I have read an article about wombats. It's on the National Geographic website. The surprising thing is that wombats are the only animals in the world that produce cube-like shaped scat. This article intrigued my curiosity. It's like a biological puzzle.

There is one postulation that is common which is cube-shaped scat cannot be rollable and can be put around the territory to mark its territory to other wombats.


This postulation describes the purpose of using cube-shaped poop, it's not how it is made. I'm interested in how it can be cube-shaped. I thought it's strange that a cube which is about 2 cm size exists in nature. There must be a reason.

The first thing that popped into my head is a process of making macaroni. There are different shapes of macaroni extruders and depending on the extruder attachment, the shape of macaroni would be very different.

Patricia Yang, a researcher at the Georgia Institute of Technology, says that at first she thought that they have square anuses.
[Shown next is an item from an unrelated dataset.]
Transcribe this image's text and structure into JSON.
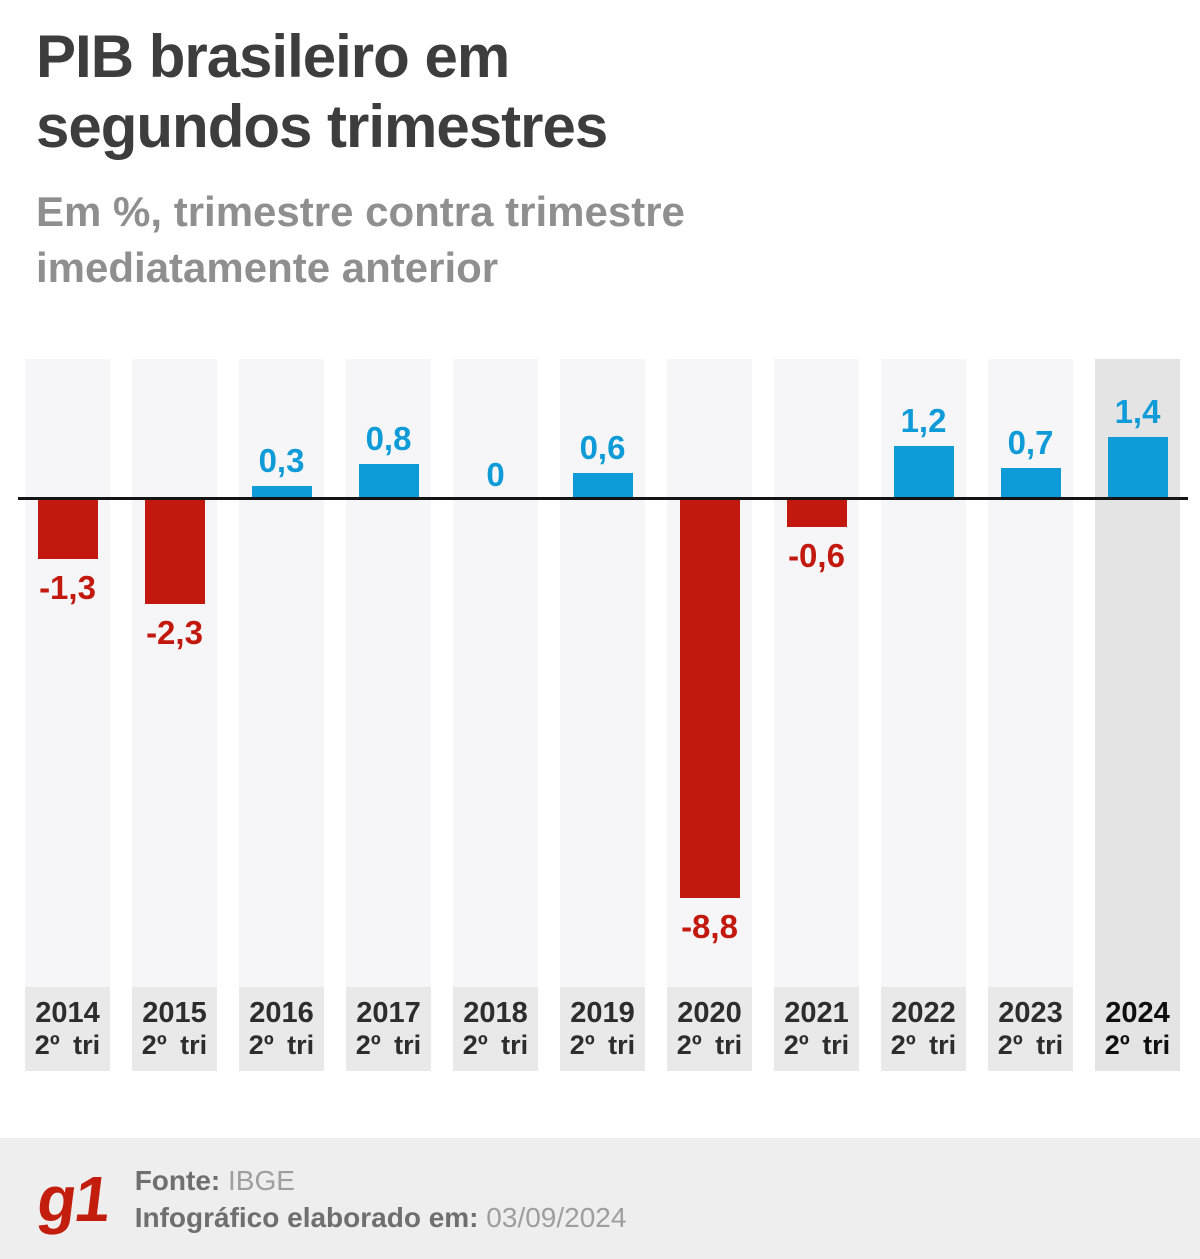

However, the samples of intestines of two roadkill wombats showed the expectation was wrong. The pig intestine is a relatively uniform elasticity, but the wombat intestine is a much more irregular shape. She thinks that two distinct ravine-like grooves in the wombats' intestine help make cube-shaped poop.
Hmm, the wombat mystery is getting more interesting.

Mike Swinbourne, from the University of Adelaide, says that the shape of wombat poop is more likely related to the dry environment.
Bill Zeigler, Brookfield Zoo and Peter Clements, the president of the organization of Wombats SA, have the same opinion that two elements, intestine and moisture, might be the reasons.

What I thought strange was "two distinct ravine-like grooves of a wombats' intestine." I wonder why there are two grooves, not four? I couldn't find the picture of two grooves. I wonder if two grooves are spiral or straight?

I think it's rare to see something shaped like a polyhedron in nature. I know bacteriophages have a dodecahedron head or there are rocks that are shaped like a hexagon. I don't think those are strange but wombats!

Can you guess how it's made?
This must be a new type of puzzle challenge from wombats!